At last year’s Webby Awards, I spoke about how the power of the internet and film merging. It was a year that merged my two passions into one.
How does new technology influence women’s lives currently? How do you hope that the relationship between women and technology will evolve?
It should make women’s lives easier. I love being a mom and working from home and being near my daughter Odessa while I am conducting my projects with people all across the country. The internet gives me amazing flexibility. I think the web was the tool that the feminist movement needed to be fully realized.
But I also think people need to create boundaries with technologies so it doesn’t “interrupt” everything. I am a big supporter of turning technology off too. I don’t receive email on my phone and I try to conduct “Technology Shabbats” every Saturday.

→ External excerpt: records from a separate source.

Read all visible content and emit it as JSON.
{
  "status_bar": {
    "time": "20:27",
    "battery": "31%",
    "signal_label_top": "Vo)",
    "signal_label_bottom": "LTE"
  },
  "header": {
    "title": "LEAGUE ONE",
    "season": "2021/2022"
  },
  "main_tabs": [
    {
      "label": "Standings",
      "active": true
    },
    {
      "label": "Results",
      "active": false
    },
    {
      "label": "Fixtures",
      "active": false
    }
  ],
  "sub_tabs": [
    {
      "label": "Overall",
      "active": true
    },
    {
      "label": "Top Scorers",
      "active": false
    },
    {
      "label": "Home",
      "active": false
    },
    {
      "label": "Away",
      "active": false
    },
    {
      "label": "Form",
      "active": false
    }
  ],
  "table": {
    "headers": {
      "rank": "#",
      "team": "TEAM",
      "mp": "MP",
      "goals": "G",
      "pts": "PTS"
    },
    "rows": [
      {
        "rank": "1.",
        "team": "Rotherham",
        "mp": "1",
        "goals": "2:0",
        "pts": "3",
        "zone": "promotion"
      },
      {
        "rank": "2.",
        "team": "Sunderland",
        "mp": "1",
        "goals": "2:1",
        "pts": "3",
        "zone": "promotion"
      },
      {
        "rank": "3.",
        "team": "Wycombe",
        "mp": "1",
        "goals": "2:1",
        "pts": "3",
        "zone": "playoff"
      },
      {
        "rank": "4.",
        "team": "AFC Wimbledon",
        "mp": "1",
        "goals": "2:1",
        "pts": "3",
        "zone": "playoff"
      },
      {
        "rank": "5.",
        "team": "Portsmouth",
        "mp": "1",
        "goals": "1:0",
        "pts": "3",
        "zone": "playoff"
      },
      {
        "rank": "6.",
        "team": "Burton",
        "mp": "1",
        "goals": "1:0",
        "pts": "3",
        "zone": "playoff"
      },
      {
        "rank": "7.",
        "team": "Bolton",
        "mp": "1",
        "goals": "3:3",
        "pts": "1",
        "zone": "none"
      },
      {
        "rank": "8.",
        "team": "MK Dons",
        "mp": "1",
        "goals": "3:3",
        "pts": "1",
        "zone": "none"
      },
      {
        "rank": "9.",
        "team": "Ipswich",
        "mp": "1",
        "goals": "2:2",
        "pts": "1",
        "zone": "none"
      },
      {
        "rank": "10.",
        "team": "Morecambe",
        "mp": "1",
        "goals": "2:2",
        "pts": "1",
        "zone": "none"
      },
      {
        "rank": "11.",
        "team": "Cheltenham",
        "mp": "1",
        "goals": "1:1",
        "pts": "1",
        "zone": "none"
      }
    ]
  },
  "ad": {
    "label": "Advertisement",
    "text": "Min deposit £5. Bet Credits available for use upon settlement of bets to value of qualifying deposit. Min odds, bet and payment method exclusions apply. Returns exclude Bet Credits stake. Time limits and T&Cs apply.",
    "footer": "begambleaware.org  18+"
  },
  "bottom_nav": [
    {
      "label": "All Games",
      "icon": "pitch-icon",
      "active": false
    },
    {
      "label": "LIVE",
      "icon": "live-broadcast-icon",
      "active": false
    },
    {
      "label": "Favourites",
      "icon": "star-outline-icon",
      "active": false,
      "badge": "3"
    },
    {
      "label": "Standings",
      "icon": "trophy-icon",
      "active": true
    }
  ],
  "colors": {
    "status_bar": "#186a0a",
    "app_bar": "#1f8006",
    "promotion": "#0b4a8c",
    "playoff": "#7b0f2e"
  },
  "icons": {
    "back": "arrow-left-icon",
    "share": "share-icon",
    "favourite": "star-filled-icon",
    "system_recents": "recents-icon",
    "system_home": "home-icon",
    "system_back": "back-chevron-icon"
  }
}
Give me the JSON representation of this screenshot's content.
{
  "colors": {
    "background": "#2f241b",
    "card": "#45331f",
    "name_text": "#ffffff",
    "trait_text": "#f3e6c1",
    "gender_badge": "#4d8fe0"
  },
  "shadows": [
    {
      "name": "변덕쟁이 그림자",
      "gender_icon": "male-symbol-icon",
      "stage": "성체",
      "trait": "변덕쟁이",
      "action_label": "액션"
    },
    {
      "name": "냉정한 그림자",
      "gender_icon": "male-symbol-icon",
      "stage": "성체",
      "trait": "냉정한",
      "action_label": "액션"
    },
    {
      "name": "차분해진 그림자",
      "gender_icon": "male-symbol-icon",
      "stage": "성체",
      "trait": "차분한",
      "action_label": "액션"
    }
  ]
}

You’re quite a groundbreaker: along with The Webby Awards and The Moxie Institute, you co-founded the International Academy of Digital Arts and Sciences. What has drawn you to catalyze so many different organizations?
I love starting projects and organizations and ultimately seeing them grow and live without me. It’s the goal and it allows me to then tackle new projects.
I like to make things happen…I always had the Goethe quote taped to my desk since I was around 8 years old. It says:
“Whatever you think or dream you can do, begin it. Boldness has genius, power and magic in it.”
How does it affect their sustainability?
I hope to seed organizations with enough soul, spirit, great people and hard work so that they have a strong framework to grow into the future.
What’s next for you?
I am staring a new film that I am very excited about. It’s called ‘A Declaration of Interdependence.’ I also have a newsletter which you can sign up for on my website if you want to stay posted on my projects:)
I am also writing a book about making things happen. I will be having conversations with other people who create things and I will share lessons I have learned.
This month I am starting the Henry Crown Fellowship at the Aspen Institute. Should be mind expanding. Looking forward to that.
And of course, throughout all of that…a mother, a wife, daughter, sister…gardening :)
Anything else you’d like to add?
The other quote I love:
“Take your work seriously, but never yourself.”